The village of Khun Tae lies along a rutted, dirt road, high in the mountains of Northern Thailand. An expansion of the electrical grid and widening cellular coverage in the region have brought new opportunities to this once-secluded village of the S’gaw Karen people, but it has also created new societal pressures.
Even though the S’gaw Karen are part of Thailand’s largest minority ethnic group, the Karen, they are still grappling with how to maintain their unique cultural and linguistic identity in the face of pressure to integrate into mainstream Thai institutions. One way the people of Khun Tae have taken up this challenge is to become strong advocates for their children to be taught to read in their mother tongue, the S’gaw Karen language. Yet, even as the community of Khun Tae advocates for this effective form of education, it’s a challenge to bring it to practice. Like thousands of minority-language communities across developing Asia, Khun Tae villagers are not provided with mother tongue-based materials at school, and very few publishers see an economic incentive in catering to a community of 200,000 Thai Karen within a country of nearly 69 million.
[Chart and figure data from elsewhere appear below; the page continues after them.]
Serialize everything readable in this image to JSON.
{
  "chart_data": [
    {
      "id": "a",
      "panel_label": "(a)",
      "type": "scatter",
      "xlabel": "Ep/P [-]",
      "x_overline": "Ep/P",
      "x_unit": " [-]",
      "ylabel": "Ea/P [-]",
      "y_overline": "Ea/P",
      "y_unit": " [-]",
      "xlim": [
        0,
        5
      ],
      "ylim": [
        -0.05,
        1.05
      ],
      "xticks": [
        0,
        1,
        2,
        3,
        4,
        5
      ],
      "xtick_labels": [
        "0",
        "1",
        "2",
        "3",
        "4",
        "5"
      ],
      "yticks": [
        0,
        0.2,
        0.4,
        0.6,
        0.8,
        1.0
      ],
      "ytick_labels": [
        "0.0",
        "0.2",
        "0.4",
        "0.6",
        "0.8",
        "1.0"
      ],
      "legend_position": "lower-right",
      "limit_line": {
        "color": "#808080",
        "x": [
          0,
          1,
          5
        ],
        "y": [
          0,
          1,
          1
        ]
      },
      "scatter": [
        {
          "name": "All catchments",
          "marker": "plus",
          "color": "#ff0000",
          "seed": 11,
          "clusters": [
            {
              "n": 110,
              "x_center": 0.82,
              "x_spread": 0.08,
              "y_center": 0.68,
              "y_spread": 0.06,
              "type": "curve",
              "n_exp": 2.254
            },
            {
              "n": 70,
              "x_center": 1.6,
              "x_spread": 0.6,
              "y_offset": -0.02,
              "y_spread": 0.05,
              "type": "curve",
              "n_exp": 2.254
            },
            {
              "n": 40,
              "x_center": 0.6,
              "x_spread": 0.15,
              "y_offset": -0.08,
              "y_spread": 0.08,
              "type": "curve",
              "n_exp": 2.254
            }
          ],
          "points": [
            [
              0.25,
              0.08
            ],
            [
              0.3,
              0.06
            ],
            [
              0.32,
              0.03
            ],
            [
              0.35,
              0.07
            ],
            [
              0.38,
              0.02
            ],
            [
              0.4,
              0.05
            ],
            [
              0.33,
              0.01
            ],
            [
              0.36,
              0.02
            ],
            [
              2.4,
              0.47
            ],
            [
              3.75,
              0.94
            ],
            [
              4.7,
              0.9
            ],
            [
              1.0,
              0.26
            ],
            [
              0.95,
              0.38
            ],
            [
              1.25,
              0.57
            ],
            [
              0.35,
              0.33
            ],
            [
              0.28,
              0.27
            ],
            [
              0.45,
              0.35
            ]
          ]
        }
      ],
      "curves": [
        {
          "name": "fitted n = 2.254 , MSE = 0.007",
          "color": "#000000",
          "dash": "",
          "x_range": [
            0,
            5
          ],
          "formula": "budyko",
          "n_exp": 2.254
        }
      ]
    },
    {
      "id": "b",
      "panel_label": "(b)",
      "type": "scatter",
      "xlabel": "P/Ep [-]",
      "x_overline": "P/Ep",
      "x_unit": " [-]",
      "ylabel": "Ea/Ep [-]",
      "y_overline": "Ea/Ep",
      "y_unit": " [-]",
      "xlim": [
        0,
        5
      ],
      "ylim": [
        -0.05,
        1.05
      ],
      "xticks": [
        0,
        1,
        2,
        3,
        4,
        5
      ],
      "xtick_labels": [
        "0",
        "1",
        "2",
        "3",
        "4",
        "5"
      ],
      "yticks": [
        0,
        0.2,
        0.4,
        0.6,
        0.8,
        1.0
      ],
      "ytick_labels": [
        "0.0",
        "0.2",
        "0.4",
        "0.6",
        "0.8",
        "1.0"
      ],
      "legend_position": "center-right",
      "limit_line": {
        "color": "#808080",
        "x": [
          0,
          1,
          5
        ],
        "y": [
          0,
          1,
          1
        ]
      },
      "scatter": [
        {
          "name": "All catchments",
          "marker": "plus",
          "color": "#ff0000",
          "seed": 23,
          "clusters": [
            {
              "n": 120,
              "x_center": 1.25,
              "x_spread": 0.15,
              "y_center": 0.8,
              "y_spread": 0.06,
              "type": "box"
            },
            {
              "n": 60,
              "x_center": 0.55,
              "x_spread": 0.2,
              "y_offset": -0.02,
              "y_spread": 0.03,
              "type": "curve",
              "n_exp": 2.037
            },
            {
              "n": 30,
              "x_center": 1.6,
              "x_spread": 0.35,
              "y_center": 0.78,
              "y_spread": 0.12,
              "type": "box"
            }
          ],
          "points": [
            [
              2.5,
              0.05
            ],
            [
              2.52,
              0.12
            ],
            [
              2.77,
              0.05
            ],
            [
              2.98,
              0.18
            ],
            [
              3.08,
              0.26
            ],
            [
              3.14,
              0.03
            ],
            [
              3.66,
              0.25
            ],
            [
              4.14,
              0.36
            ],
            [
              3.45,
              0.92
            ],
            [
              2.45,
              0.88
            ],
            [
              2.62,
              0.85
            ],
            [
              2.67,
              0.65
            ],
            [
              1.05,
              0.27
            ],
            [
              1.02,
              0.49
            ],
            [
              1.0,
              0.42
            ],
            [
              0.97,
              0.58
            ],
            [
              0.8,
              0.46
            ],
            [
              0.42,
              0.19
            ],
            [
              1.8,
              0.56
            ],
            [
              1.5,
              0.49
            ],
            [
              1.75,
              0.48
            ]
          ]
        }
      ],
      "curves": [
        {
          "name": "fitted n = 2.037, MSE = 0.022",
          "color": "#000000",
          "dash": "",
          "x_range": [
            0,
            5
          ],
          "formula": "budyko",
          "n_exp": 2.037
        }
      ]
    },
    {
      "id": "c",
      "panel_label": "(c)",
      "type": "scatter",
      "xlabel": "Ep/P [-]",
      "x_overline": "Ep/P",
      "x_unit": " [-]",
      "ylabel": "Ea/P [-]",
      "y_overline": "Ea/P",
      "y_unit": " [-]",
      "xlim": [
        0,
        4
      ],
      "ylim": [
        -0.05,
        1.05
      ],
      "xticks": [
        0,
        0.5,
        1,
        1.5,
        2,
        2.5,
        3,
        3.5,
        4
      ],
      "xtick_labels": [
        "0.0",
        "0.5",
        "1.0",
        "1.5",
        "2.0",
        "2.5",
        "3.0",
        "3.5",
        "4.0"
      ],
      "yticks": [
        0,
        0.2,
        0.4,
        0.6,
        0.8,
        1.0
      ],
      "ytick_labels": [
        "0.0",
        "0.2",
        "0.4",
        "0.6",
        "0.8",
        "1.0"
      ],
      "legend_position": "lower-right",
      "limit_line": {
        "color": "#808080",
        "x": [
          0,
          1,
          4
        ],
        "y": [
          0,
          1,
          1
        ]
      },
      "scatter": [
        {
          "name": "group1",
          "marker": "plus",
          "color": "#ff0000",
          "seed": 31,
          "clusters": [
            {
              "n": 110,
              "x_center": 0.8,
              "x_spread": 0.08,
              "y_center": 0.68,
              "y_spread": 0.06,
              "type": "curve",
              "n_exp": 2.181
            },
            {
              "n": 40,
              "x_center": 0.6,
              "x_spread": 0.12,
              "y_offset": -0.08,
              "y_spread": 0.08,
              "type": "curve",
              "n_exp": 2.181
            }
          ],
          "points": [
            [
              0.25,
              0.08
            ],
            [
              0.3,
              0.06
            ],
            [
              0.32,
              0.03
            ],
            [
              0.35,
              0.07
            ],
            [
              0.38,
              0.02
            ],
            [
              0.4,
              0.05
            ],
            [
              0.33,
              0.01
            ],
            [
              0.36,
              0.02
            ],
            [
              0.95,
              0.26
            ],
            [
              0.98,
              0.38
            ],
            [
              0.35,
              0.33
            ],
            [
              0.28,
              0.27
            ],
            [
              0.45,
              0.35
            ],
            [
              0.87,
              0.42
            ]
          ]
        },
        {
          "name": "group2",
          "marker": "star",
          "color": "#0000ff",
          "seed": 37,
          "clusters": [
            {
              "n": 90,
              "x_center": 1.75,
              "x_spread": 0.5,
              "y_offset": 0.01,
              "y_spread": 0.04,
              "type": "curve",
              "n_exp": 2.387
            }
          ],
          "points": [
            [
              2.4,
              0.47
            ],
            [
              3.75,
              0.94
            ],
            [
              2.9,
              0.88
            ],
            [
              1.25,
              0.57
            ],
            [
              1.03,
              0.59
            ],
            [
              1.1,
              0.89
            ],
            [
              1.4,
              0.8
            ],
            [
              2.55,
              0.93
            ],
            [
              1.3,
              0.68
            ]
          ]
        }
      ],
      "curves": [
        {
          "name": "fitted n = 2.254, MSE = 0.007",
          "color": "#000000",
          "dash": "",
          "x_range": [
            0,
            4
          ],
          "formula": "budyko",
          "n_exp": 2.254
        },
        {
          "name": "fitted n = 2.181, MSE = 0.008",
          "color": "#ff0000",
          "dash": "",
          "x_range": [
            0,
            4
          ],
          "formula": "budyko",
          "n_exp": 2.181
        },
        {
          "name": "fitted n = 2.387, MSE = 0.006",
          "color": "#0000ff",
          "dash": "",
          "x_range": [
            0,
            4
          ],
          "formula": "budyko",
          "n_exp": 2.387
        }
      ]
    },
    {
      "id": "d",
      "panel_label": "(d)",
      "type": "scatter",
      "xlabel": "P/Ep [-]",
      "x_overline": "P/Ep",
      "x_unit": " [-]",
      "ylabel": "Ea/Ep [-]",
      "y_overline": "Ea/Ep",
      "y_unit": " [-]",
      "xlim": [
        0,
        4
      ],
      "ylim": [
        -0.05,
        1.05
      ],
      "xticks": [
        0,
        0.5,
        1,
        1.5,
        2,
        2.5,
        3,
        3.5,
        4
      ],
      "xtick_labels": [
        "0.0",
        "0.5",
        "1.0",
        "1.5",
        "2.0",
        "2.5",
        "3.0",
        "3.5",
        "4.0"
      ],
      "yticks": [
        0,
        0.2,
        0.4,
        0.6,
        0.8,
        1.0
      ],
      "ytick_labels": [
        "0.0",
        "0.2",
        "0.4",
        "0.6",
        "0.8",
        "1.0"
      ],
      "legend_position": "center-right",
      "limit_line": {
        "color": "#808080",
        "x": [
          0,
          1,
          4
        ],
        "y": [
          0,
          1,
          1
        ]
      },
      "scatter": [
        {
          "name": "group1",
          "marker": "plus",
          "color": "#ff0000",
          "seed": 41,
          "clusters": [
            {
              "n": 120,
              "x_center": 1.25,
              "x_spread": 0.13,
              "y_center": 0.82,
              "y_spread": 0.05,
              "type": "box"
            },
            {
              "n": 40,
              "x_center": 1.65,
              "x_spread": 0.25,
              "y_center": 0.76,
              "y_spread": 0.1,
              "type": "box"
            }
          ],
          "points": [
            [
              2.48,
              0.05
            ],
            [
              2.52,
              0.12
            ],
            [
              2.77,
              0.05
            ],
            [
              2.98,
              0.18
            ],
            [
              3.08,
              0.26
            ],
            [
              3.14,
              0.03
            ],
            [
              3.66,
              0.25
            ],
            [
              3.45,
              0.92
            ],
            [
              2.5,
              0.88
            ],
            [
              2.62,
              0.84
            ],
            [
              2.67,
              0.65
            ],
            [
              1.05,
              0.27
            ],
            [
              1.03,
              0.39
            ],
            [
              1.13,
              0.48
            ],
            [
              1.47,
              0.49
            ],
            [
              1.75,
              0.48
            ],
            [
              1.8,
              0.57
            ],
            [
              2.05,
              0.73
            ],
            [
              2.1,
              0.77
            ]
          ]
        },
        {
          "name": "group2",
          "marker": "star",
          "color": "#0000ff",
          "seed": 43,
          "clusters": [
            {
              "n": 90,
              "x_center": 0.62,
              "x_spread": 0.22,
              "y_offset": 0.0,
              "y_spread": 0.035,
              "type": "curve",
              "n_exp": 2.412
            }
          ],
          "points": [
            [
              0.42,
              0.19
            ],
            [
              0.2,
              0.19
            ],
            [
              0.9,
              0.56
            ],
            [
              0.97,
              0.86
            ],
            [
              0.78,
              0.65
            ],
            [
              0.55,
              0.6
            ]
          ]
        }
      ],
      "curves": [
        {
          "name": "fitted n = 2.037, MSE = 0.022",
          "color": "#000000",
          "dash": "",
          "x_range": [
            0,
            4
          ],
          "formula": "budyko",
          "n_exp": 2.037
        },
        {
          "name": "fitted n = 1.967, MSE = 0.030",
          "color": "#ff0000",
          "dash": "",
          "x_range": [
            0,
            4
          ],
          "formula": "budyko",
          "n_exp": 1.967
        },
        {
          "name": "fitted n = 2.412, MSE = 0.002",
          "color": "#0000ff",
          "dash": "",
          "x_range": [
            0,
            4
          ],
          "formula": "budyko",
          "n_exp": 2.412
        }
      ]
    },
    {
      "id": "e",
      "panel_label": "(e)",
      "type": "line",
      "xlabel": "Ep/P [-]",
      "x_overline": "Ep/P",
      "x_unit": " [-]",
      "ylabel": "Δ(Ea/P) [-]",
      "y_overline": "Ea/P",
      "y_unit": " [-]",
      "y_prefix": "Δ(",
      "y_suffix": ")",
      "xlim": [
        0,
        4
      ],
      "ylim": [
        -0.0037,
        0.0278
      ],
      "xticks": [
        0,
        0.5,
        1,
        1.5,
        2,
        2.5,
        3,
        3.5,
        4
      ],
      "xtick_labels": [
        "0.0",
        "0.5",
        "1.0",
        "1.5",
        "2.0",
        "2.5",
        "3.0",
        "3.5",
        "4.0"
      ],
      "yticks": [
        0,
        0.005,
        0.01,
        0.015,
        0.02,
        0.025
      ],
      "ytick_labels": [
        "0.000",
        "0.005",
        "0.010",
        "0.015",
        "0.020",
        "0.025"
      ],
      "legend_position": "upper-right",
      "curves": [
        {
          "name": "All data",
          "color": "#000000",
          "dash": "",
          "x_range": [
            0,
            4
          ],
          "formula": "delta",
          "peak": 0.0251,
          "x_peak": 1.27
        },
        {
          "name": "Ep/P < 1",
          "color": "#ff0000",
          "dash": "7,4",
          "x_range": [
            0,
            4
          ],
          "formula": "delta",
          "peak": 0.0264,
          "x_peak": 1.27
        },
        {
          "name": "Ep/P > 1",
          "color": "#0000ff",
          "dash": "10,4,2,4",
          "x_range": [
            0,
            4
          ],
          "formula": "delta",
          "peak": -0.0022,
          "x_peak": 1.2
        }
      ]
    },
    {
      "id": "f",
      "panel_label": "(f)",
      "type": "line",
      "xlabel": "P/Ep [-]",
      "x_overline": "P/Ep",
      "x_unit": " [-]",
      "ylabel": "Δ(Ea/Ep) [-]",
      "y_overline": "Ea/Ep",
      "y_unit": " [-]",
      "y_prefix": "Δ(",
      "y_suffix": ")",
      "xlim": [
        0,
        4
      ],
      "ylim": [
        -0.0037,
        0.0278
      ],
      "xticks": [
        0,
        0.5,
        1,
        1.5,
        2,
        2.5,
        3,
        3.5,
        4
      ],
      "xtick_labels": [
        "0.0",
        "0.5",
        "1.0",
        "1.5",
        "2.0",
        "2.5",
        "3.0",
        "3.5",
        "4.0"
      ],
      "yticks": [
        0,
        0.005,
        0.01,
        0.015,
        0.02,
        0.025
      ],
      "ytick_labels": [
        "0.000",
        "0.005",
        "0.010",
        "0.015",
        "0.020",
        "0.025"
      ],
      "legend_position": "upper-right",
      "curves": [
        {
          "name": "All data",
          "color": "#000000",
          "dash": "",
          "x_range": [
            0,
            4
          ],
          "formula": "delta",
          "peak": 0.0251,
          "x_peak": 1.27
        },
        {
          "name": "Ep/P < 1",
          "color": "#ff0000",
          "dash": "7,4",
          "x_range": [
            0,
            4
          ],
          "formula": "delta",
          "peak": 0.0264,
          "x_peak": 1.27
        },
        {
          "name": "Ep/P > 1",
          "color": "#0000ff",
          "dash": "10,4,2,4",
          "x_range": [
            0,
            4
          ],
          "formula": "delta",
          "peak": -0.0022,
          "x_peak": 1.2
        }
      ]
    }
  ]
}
As a result, S’gaw Karen children have few opportunities to read in their community’s mother tongue.
In this context, online modes of collaboration and sharing can be especially powerful, and platform-driven use cases are already emerging. This summer, S’gaw Karen volunteers in Northern Thailand, as well as groups in Cambodia, Indonesia, and Nepal, used a new online platform developed for The Asia Foundation’s Books for Asia program to translate dozens of open-access books into their native languages and publish them online for free. The platform, called Let’s Read!, is built around a simple interface and open-source software frameworks, and finished books are available to access for free either online, through an Android reader app, or as downloadable PDF and EPUB files (the global standard for ebooks). Within days, volunteers with no prior translation experience can connect with each other through an online interface, collaboratively create new language editions of children’s storybooks, and share them with their community. Thousands of pages have been translated using this tool, and more than 200 new translations have been published in Nepali, Khmer, Indonesian, Thai, and S’gaw Karen.
Today, Thailand is in the midst of a digital transformation, with rising smartphone ownership, expanding mobile network coverage, and an ambitious government plan to extend high-speed broadband coverage to every one of the nation’s 79,000 villages. Villages like Khun Tae and other communities like it will continue to advocate for resources that will help their children succeed in this changing world. But particularly for remote and underserved communities, these resources will have to be available online.